SAO PAULO/DETROIT: Ford Motor Co said on Tuesday it would exit its heavy commercial truck business in South America in a plant closing that could cost more than 2,700 jobs, part of a global restructuring meant to end losses in different regions.
Ford previously said the reorganization would result in US$11 billion in charges. The factory in Sao Bernardo do Campo, an industrial suburb of Sao Paulo, has operated since 1967 and was Ford's first plant in Brazil. Although it once produced a number of auto models, it now makes F-4000 and F-350 trucks, as well as the poor-selling Fiesta.
Ford said on Jan. 10 it would cut thousands of jobs and look at plant closures in Europe as part of its plan to return to profit in the region.
Following that announcement, analysts and investors had expected a similar restructuring in South America.
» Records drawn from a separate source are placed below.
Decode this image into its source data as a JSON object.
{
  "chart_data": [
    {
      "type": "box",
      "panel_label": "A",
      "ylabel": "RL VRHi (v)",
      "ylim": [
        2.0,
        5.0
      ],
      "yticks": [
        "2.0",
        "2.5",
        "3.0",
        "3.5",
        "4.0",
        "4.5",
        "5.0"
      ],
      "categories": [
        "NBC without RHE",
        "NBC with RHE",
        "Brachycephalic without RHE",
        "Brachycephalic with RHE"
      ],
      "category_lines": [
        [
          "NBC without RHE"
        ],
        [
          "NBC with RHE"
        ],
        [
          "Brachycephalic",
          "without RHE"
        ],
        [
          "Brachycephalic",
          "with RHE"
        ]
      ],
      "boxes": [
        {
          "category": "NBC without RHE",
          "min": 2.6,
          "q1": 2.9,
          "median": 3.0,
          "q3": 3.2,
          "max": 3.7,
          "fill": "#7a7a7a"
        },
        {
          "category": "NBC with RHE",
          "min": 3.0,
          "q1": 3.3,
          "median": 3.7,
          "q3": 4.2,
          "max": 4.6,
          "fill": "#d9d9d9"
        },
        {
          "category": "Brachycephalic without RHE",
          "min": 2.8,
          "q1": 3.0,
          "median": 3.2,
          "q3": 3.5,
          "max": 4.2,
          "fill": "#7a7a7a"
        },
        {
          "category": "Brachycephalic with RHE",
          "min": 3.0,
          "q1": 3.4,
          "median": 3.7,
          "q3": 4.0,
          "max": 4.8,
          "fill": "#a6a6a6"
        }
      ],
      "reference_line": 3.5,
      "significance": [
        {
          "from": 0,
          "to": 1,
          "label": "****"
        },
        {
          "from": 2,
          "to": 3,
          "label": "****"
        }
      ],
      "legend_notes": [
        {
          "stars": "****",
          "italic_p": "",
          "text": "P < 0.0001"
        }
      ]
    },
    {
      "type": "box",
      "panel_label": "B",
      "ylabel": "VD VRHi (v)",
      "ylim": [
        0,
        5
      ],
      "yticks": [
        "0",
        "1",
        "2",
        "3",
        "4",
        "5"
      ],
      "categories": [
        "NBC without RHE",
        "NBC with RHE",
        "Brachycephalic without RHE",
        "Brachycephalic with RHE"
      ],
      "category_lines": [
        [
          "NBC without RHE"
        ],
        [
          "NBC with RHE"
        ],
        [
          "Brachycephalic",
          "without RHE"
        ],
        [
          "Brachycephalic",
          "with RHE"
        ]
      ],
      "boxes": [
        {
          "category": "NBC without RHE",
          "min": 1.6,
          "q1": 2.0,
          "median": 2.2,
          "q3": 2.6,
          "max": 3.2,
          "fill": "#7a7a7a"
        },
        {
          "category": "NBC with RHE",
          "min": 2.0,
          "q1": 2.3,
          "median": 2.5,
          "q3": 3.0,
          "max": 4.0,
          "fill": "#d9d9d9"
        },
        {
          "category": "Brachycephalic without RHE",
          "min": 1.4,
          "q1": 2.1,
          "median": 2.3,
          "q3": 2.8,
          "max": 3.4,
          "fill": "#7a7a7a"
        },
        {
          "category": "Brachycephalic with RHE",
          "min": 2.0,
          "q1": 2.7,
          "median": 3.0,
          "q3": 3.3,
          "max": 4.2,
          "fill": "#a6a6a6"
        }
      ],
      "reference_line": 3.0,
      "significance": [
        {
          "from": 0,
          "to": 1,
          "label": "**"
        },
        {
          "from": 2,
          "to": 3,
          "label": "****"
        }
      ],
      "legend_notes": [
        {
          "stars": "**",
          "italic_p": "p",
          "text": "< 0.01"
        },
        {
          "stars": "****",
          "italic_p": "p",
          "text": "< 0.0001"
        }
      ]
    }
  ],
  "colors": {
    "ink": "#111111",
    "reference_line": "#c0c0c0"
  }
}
Ford Chief Executive Jim Hackett said last month that investors would not have to wait long for the South American reorganization plan.
Ford shares were up 3 percent at US$8.80 on the news in late afternoon in New York.
The closure of the factory may mean Ford is refocusing on the core of its car business in Latin America's largest economy, based in a much newer factory in the northeastern state of Bahia.
But the job cuts in Brazil's industrial heartland will represent a psychological blow for the still new administration of far-right president Jair Bolsonaro, who is battling an unemployment rate that is above 10 percent.
A representative for the union in Sao Bernardo did not have an immediate comment.
Brazilian Ford dealers' association head Luiz Albuquerque said the move eased a sense of uncertainty.
"For the car dealers, this gives us a sense of calm," said Albuquerque, "because Ford has been losing money in the region for the past four or five years and the closure of the truck business will almost completely erase that loss."
Albuquerque had met with the Ford leadership last week where they had guaranteed new investments in cars for the next three or four years.
Ford South America President Lyle Watters said on Tuesday the automaker remains "committed" to South America, a region where it is not currently profitable.
“We know this action will have a major impact on our employees in São Bernardo and we will be working closely with all our stakeholders on the next steps,” Watters said in a statement.
The No. 2 U.S. automaker expects to record pretax special charges of about US$460 million, with most of that recorded this year, it said in the statement.
Ford said Tuesday's announcement follows other moves, including reducing salaried and administrative costs in the region by more than 20 percent over the past few months.